Mas nesses instantes foram interrompidos por um tumulto no exterior. Ao instante ficaram todos assustados.
— Os soldados! — exclamaram.
Mas não; não eram soldados. Eram mais bem um cristão, um mensageiro desse hostil mundo externo. Pálido e tremendo caiu no chão. Contorcendo-se clamou com seus últimos hálitos de vida.
A presença desse homem produziu um efeito extraordinariamente aterrador sobre Cecília. Ela cambaleou, caindo para trás contra a parede, tremendo desde os pés até a cabeça, travando suas mãos uma contra a outra. Seus olhos pareciam sair-se de suas órbitas, os lábios contraídos como se quisesse falar, mais não se ouvia o menor som.
— Fala! Fala, irmão! Conta-nos tudo! — exclamou Honório.
— Pólio! — balbuciou o mensageiro.
 — O que aconteceu com ele — disse veementemente Marcelo.

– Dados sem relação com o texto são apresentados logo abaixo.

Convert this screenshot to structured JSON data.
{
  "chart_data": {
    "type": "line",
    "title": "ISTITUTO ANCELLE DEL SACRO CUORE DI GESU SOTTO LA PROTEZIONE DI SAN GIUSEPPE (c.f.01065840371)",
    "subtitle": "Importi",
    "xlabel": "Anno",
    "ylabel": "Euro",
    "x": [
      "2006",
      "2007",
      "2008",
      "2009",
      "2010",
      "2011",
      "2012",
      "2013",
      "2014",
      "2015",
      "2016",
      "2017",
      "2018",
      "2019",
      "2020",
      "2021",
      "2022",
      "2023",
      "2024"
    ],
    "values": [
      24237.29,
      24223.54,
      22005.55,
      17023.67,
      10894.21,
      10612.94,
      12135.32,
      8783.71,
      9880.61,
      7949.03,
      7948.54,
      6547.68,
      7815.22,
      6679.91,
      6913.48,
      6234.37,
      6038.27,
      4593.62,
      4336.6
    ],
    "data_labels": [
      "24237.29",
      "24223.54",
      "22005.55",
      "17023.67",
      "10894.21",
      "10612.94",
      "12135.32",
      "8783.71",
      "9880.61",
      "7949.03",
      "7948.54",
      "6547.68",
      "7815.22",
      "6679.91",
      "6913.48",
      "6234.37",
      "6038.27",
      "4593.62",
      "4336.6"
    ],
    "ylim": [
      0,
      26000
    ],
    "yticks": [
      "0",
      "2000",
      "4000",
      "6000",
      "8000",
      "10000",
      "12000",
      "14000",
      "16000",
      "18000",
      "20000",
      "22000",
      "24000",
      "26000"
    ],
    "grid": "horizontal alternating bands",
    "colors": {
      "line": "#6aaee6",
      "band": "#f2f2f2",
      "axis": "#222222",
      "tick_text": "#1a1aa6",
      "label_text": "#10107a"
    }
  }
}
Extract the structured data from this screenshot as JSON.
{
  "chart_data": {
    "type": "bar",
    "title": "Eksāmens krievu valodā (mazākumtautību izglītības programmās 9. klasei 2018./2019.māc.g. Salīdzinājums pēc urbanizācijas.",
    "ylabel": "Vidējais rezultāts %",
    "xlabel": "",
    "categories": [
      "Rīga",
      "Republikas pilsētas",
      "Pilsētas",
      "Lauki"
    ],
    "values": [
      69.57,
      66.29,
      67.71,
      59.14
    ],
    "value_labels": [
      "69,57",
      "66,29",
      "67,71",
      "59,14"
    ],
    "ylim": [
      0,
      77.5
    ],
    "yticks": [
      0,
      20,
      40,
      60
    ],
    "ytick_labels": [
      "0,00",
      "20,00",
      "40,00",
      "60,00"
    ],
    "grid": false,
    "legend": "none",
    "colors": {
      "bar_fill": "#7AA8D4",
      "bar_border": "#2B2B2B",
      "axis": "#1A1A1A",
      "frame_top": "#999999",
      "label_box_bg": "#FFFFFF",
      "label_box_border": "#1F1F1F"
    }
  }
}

— Foi capturado. Está na prisão!
Ouvindo isso, um grito agudo de mortal amargura se difundiu pelas imediações, semeado o terror. Era o uivo da irmã Cecília, quem não tardou em cair no chão.
Os que a seu lado estavam acudiram a atendê-la. A levaram a seu quarto. Uma vez ali, lhe aplicaram os habituais estimulantes até revivê-la. Mas o golpe a havia afetado gravemente, e embora voltou em si, ficou em tal estado que parecia que sonhava.
Enquanto isso, o mensageiro tinha recuperado as forças, e havia dito tudo quanto sabia.
Marcelo lhe perguntou:
— Pólio foi com você, verdade?
— Não, ele estava sozinho.
— Para que tinha saído?
— Estava tentando ter notícias, e já voltava. Caminhamos até que chegamos onde havia uma multidão de homens. Para surpresa minha, Pólio foi detido e submetido a interrogatórios. Eu já não ouvi o que aconteceu, mas alcancei a ver seus gestos de ameaça, e finalmente vi que o prenderam. Nada pude fazer por ele. Mantive-me a uma distância de segurança e observei. Como meia hora depois se apresentou uma tropa de pretorianos. Pólio foi entregado a eles e o levaram.
— Pretorianos? — disse Marcelo— . Reconheceu o capitão?
— Sim, era Lúculo.
— Está bem — disse Marcelo, e ficou sumido em profunda meditação.